Tests run against the installed Python package. For each public function, cover: small 2D / small 3D arrays, nontrivial labels, background-label handling, dtype variants, non-contiguous inputs (if accepted), invalid shapes, invalid dtypes, empty/degenerate inputs, and deterministic behavior. Reference comparisons against nifty/affogato are useful during development but must not be required by the default test suite, wheel tests, or source builds.

Coding style

C++: clear, boring C++20. Small functions over template-heavy abstractions. std::vector/std::array/std::span where appropriate. Explicit integer types when overflow matters; careful with signed/unsigned conversions for shapes, strides, labels. Avoid clever metaprogramming.

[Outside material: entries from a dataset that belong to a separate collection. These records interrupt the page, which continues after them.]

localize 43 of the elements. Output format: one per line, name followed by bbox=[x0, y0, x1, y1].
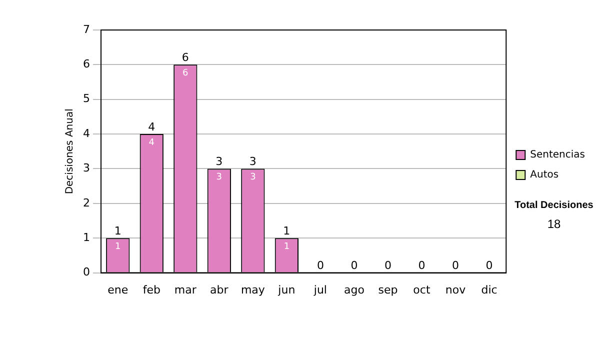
x-tick-label: nov bbox=[445, 283, 466, 296]
x-tick-label: oct bbox=[413, 283, 431, 296]
data-label: 3 bbox=[250, 172, 256, 183]
total-label: 3 bbox=[216, 155, 223, 168]
x-tick-label: dic bbox=[481, 283, 498, 296]
x-tick-label: feb bbox=[142, 283, 160, 296]
x-tick-label: ene bbox=[108, 283, 128, 296]
total-label: 0 bbox=[316, 259, 324, 272]
data-label: 6 bbox=[182, 68, 189, 79]
data-label: 3 bbox=[216, 172, 222, 183]
total-label: 3 bbox=[249, 155, 256, 168]
total-label: 4 bbox=[148, 120, 156, 134]
y-tick-label: 7 bbox=[83, 22, 90, 36]
legend-label: Autos bbox=[530, 170, 559, 181]
x-tick-label: ago bbox=[344, 283, 365, 296]
text: 18 bbox=[546, 217, 562, 231]
total-label: 1 bbox=[283, 224, 290, 238]
text: Total Decisiones bbox=[514, 200, 594, 211]
y-tick-label: 5 bbox=[83, 92, 90, 106]
x-tick-label: jun bbox=[277, 283, 296, 296]
data-label: 4 bbox=[148, 138, 155, 148]
total-label: 6 bbox=[182, 51, 189, 64]
total-label: 0 bbox=[486, 259, 493, 272]
x-tick-label: may bbox=[240, 283, 266, 296]
total-label: 1 bbox=[114, 224, 122, 238]
y-tick-label: 0 bbox=[83, 266, 90, 279]
y-tick-label: 3 bbox=[83, 162, 90, 175]
x-tick-label: jul bbox=[312, 283, 327, 296]
y-tick-label: 6 bbox=[83, 58, 90, 71]
y-tick-label: 2 bbox=[83, 196, 90, 210]
total-label: 0 bbox=[452, 259, 459, 272]
x-tick-label: abr bbox=[210, 283, 229, 296]
y-tick-label: 1 bbox=[83, 230, 90, 244]
total-label: 0 bbox=[350, 259, 358, 272]
total-label: 0 bbox=[418, 259, 426, 272]
total-label: 0 bbox=[384, 259, 392, 272]
x-tick-label: mar bbox=[174, 283, 197, 296]
data-label: 1 bbox=[284, 242, 290, 252]
x-tick-label: sep bbox=[378, 283, 398, 296]
data-label: 1 bbox=[115, 242, 121, 252]
legend-label: Sentencias bbox=[530, 150, 586, 161]
y-tick-label: 4 bbox=[83, 126, 90, 140]
y-axis-title: Decisiones Anual bbox=[64, 108, 76, 194]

Python: thin wrappers. Validate user-facing arguments in Python when this improves error messages. Use NumPy for lightweight preprocessing only. Avoid dependencies for small conveniences.

Performance

Correct first, fast second. Benchmark before adding complexity. Prefer algorithmic improvements over build-level tweaks. Release the GIL for expensive kernels. Add threading only after the single-threaded implementation is stable; it must be portable and user-controllable.

Profiling

Measure before optimizing. The codebase carries a lightweight per-phase profiling utility for exactly this:

  • Header: include/bioimage_cpp/detail/profile.hxx. Macros: BIOIMAGE_PROFILE_INIT(name), BIOIMAGE_PROFILE_SCOPE(name, "label"), BIOIMAGE_PROFILE_REPORT(name).
  • Gated behind the BIOIMAGE_PROFILE compile-time flag. Outside of profile builds the macros expand to no-ops and a NullProfiler stub so the same code compiles unchanged.
  • Enable via CMake option: pip install -e . --no-build-isolation -C cmake.define.BIOIMAGE_PROFILE=ON. Rebuild without the flag for production work.
  • Reports per-phase wall-clock totals to stderr at the end of the instrumented scope (e.g., at the end of optimize). Same labels accumulate across multiple invocations of the scope (e.g., per-iteration phases).

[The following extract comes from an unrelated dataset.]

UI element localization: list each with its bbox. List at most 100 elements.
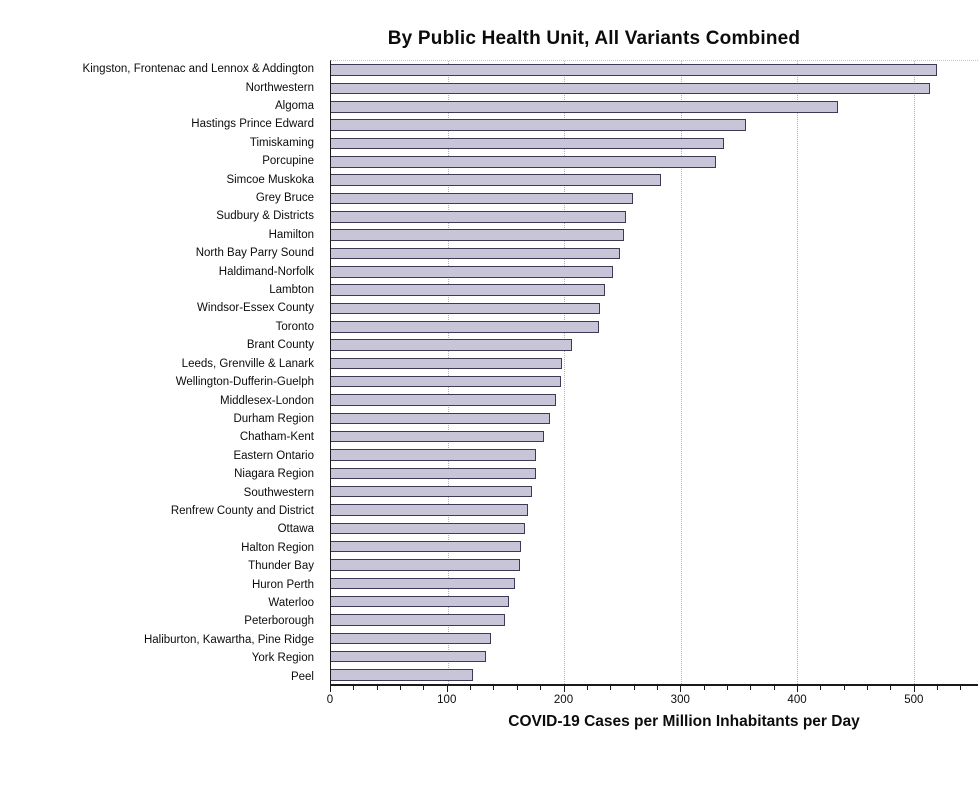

Workflow when adding or chasing a performance issue:

  1. Compare standalone primitives first (development/.../check_*.py scripts vs. nifty). If a primitive is already fast, the gap is elsewhere — don't optimize it speculatively.
  2. Instrument the suspect function by wrapping each logical phase in a BIOIMAGE_PROFILE_SCOPE. Pick labels that map to one operation each ("agreement_contract", "sub_solve", "energy_eval", ...), not full call paths.
  3. Build with BIOIMAGE_PROFILE=ON and run a realistic problem — typically the external multicut instance loaded by the comparison scripts. Run with --repeats 1 so the report isn't drowned out.
  4. Optimize the largest phase (50% phase beats two 10% phases combined). Re-measure after each change; verify no other phase regressed.
  5. Strip the instrumentation when done only if it adds clutter; otherwise leave it in place — it's free when the flag is off.

Don't add std::chrono snippets ad hoc; use the existing macros so future profiling sessions land in a consistent format.

Documentation

Update MIGRATION_GUIDE.md whenever public functionality changes, so users migrating from nifty/affogato see the corresponding bioimage-cpp API, behavioral differences, and intentional improvements.

The documentation is build via pdoc, see .github/workflow/docs.yaml.

Checklist when modifying code

  1. Reuse existing detail/ helpers; add new shared ones rather than duplicating.
  2. Keep the build dependency-light. No external C++ dependencies without strong justification.
  3. Algorithm code stays separate from binding code. nanobind only in the binding layer.
  4. Validate arrays at the binding boundary.
  5. Use internal array views — not external multidim-array libraries.
  6. Tests for new behavior; tests run against the installed package.
  7. Preserve PyPI wheel portability — no conda, no system libraries, no compiler at install time.
  8. Clear error messages over permissive behavior.
  9. No I/O format support in the C++ core.
  10. No compatibility namespaces for older libraries.

When in doubt, choose the simpler design that is easier to build, test, and ship as wheels.